Prescribed burns require planning and preparation
The timing of WDFW’s prescribed burns depends on ecosystem type, climate, and weather. The burn team considers rainfall, temperature, humidity, wind, and air quality, as well as the season and how fire may affect wildlife and plants during that time of year. It must be hot and dry enough for fuels to burn, but not so much that the fire scorches the soil.
Although prescribed burns may occur as frequently as annually in the same wildlife area, there could be years between burns at the same unit. This helps ensure enough ground fuels remain and allows time for seeds to establish and plants like moss to return. Burns typically take place more frequently on prairies than in forests, as grasses grow more quickly than trees.

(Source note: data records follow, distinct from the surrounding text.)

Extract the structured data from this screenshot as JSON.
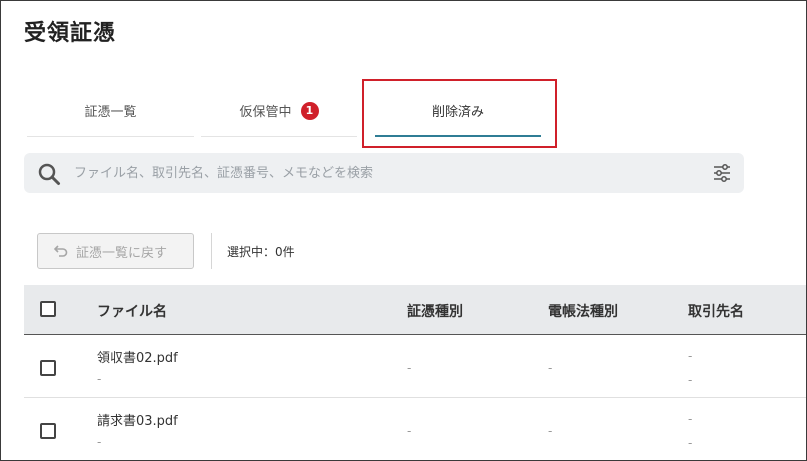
{
  "page": {
    "title": "受領証憑"
  },
  "tabs": [
    {
      "label": "証憑一覧",
      "active": false
    },
    {
      "label": "仮保管中",
      "badge": "1",
      "active": false
    },
    {
      "label": "削除済み",
      "active": true
    }
  ],
  "search": {
    "placeholder": "ファイル名、取引先名、証憑番号、メモなどを検索",
    "value": ""
  },
  "toolbar": {
    "back_label": "証憑一覧に戻す",
    "selection_text": "選択中：0件"
  },
  "table": {
    "columns": [
      "ファイル名",
      "証憑種別",
      "電帳法種別",
      "取引先名"
    ],
    "rows": [
      {
        "file_name": "領収書02.pdf",
        "file_sub": "-",
        "type": "-",
        "ledger_type": "-",
        "partner": "-",
        "partner_sub": "-"
      },
      {
        "file_name": "請求書03.pdf",
        "file_sub": "-",
        "type": "-",
        "ledger_type": "-",
        "partner": "-",
        "partner_sub": "-"
      }
    ]
  },
  "colors": {
    "accent": "#2f7d95",
    "badge": "#d0202a",
    "highlight": "#d0202a"
  },
  "icons": {
    "search": "search-icon",
    "filter": "filter-sliders-icon",
    "back": "undo-arrow-icon"
  }
}
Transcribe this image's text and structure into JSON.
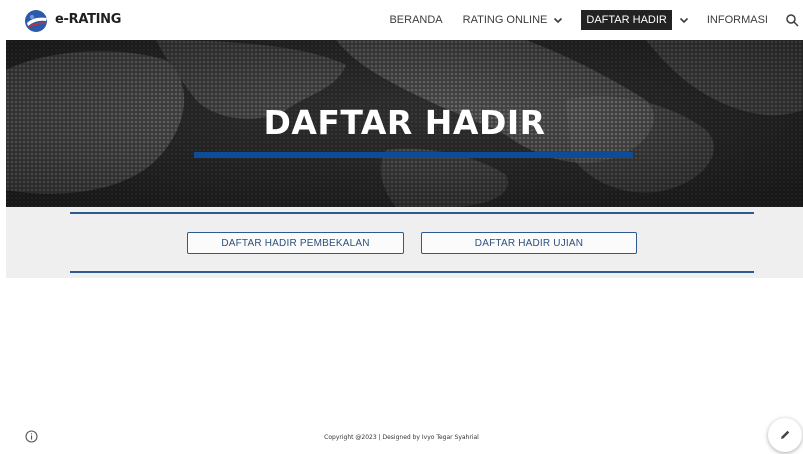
{
  "brand": {
    "name": "e-RATING"
  },
  "nav": {
    "items": [
      {
        "label": "BERANDA",
        "has_dropdown": false,
        "active": false
      },
      {
        "label": "RATING ONLINE",
        "has_dropdown": true,
        "active": false
      },
      {
        "label": "DAFTAR HADIR",
        "has_dropdown": true,
        "active": true
      },
      {
        "label": "INFORMASI",
        "has_dropdown": false,
        "active": false
      }
    ],
    "search_icon": "search-icon"
  },
  "hero": {
    "title": "DAFTAR HADIR"
  },
  "buttons": {
    "pembekalan": "DAFTAR HADIR PEMBEKALAN",
    "ujian": "DAFTAR HADIR UJIAN"
  },
  "footer": {
    "copyright": "Copyright @2023 | Designed by Ivyo Tegar Syahrial"
  },
  "colors": {
    "accent_blue": "#0d4c98",
    "rule_blue": "#2e5a91",
    "active_nav_bg": "#222222",
    "band_gray": "#efefef"
  },
  "icons": {
    "logo": "globe-logo-icon",
    "info": "info-icon",
    "edit": "pencil-icon"
  }
}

“For a prairie, it could be three to five years,” Edwards said. “It could be 10–20 years for a pine forest, or even every 50–150 years for a cedar forest.”
WDFW’s prescribed burn planners work closely with wildlife area managers and district biologists to develop burn plans based on the goals for that site. The agency also works with partners such as the state departments of Natural Resources and Ecology, local fire districts, and the Washington Prescribed Fire Council, and obtains permits before burning.
Anyone participating in WDFW prescribed burns follows standards set by the National Wildfire Coordinating Group. They must undergo years of training to be able to lead prescribed burns.
The burn team continuously supervises a prescribed fire before extinguishing it. The team monitors wind direction to avoid smoking out surrounding residences and ensures the fire doesn’t get too hot and that there are enough resources on hand to extinguish it if needed. Other considerations include protecting snags — standing dead and dying trees — used by birds, bats, and other wildlife and avoiding disturbing animals living or nesting on or underground.
WDFW manages more than 1 million acres of land and hundreds of water access areas throughout the state. By actively managing lands, restoring habitats, and preserving wild places, the Department serves as stewards for Washington’s natural places, protecting the state’s land and water for wildlife and people.